No que interessa a estes comentários, BR Properties S.A. (“BR Properties”), sucessora por incorporação de WTorre, apresentou defesa, alegando não ser devido o valor previsto na cláusula penal porque (i) o contrato de compra e venda não foi celebrado por razões que não lhe eram imputáveis, e (ii) não houve dano, já que Monark alienou o imóvel pouco tempo depois, por R$ 260.000.00,00.
Em agosto de 2017, o juízo da 20ª Vara Cível do Foro Central de São Paulo julgou procedente o pedido da Monark.3
O caso em segunda instância
BR Properties interpôs recurso de apelação, oportunidade em que, pela primeira vez e ad argumentandum tantum, suscitou a incidência do artigo 413 do Código Civil.

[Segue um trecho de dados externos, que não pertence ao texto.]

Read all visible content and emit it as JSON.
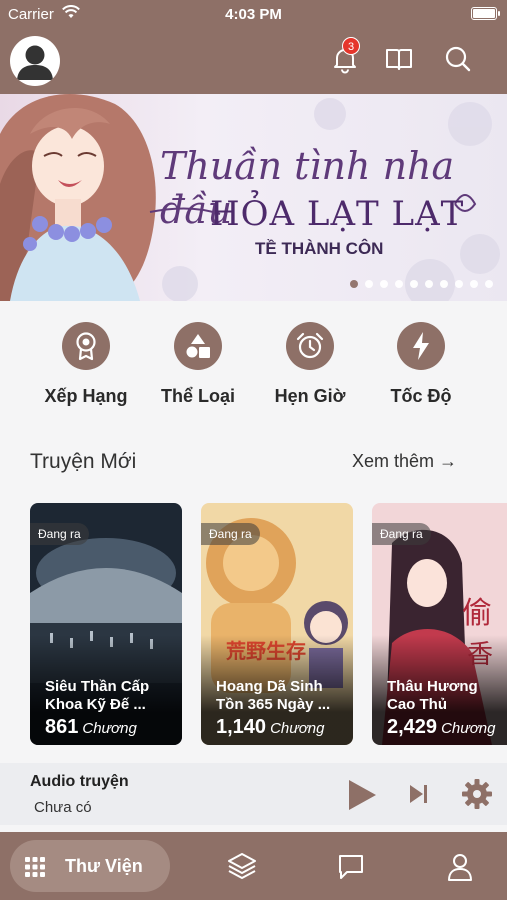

Aduziu que a aplicação do dispositivo era medida impositiva, por se tratar de poder-dever do julgador diante de norma de ordem púbica, cujo objetivo é evitar “injustiças contratuais”, pelo que pode ser aplicada de ofício. A seu ver, a multa seria excessivamente gravosa, especialmente diante da não ocorrência de dano, considerando a ulterior alienação do imóvel por valor superior ao ajustado na contraproposta.
Em contrarrazões, Monark aduziu que o pedido de aplicação do artigo 413 do Código Civil consistia em inovação jurídica, pois “em momento algum havia sido pretendida sua aplicação em razão de suposto valor excessivo da multa”. Monark, demais disso, rebateu as alegações de excessividade da multa, alegando que representava apenas 5% do preço do imóvel.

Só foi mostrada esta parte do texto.